ERISA laws or the Employee Retirement Income Security Act of 1974 set standards for pension plans so that when employees retired (and retire even though 401k plans have replaced most pension plans) they can breathe some sigh of relief that their employers did not raid their pension plans leaving them penniless for retirement. That’s one of the things it does, but it does a lot of other things as well. It covers employer-based health insurance plans, 401k plans and some severance plans.
The unintended consequences of having a federal law cover these things, especially health benefits, are that these federal laws pre-empt state laws.
Two real-life examples of how our state laws and consumer protections are meaningless if we have been abused by our health insurers: The first one is in the Michael Moore movie, Sicko, and features a child named Annette Noe. This is also brought up in Wendell Potter’s book, Deadly Spin.
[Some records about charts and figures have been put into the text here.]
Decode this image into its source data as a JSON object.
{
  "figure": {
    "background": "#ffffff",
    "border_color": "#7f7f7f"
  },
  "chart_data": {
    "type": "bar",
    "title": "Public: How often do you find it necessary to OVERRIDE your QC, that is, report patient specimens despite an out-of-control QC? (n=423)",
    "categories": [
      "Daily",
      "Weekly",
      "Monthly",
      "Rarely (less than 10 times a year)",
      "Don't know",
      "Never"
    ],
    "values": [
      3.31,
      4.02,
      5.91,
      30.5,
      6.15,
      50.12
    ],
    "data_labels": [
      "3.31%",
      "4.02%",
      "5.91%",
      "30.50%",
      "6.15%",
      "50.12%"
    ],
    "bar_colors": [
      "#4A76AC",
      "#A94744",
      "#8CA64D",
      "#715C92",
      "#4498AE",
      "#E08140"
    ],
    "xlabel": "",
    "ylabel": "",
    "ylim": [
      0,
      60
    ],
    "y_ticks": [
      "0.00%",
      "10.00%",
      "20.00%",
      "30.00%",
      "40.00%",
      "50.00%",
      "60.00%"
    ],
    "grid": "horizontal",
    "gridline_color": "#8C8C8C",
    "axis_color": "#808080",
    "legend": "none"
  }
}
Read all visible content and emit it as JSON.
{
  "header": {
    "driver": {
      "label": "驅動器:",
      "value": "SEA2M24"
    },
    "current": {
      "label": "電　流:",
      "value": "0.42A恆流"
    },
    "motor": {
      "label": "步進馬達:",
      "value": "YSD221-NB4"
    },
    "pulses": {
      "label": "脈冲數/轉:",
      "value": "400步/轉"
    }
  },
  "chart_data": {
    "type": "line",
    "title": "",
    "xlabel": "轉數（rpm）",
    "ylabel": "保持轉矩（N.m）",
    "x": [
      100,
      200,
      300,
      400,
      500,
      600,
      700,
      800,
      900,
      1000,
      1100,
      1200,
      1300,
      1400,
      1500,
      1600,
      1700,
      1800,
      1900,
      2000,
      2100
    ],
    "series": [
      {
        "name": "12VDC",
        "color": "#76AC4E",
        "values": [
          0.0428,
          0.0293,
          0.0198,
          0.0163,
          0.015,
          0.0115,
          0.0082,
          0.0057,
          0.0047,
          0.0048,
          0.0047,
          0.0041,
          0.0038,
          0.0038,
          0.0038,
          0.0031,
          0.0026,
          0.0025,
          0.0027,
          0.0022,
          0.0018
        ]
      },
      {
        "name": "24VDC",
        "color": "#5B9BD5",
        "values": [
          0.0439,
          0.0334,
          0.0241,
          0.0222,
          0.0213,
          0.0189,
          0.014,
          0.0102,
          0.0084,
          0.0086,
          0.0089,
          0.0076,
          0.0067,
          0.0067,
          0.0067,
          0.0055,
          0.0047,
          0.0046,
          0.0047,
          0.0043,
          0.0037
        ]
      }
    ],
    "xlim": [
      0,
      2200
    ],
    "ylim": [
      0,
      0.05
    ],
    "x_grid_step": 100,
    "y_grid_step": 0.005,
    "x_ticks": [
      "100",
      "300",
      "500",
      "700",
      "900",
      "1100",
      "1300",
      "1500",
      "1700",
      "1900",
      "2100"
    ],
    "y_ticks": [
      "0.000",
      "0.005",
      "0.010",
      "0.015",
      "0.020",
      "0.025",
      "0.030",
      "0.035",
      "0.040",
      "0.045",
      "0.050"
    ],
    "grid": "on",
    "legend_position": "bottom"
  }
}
Annette needed cochlear implants in both her ears but CIGNA only paid for one, calling implants in both ears, “too experimental.”
Think Progress featured another child in November of last year, Madison Leuchtmann, who CIGNA also refused to pay for her cochlear implants with the knowledge that this child may remain deaf the rest of her life if she did not receive the implants:
Now in Annette Noe’s case, her father used the power of Michael Moore’s movie to get Annette her implants. I have no follow up news for Madison. But more importantly here, could Madison’s parents sue CIGNA to make them pay for her implants? The answer is no. And that’s because of ERISA.
And why is that? Let’s turn to an ERISA expert, an attorney, Richard Johnston and his blog, The Problem is ERISA:
There is no incentive, financially speaking, to pay for benefits and these include treatments, transplants and disability benefits that are all covered under the ERISA umbrella.
Where does that leave the GOP who are so “anti-big government but pro-states’ rights? They side with those who would keep these laws in tact every time: The Health Insurance Industry. Disturbing about both groups is their love of thumbing their noses to the new (unconstitutional, as they say) federal law while remaining steadfast on guarding another federal law that hurts the common good. I guess it’s only unconstitutional when it hurts the corporate common good.
Every time ERISA has come up in Congress for some tweaking, guess what has happened? AHIP hires lobbyists, front groups (like this National Coalition on Benefits, they are a real gem) and this group; they all go into action and We, the People, are left in serfdom at the corrupt feet of the Insurance Lords.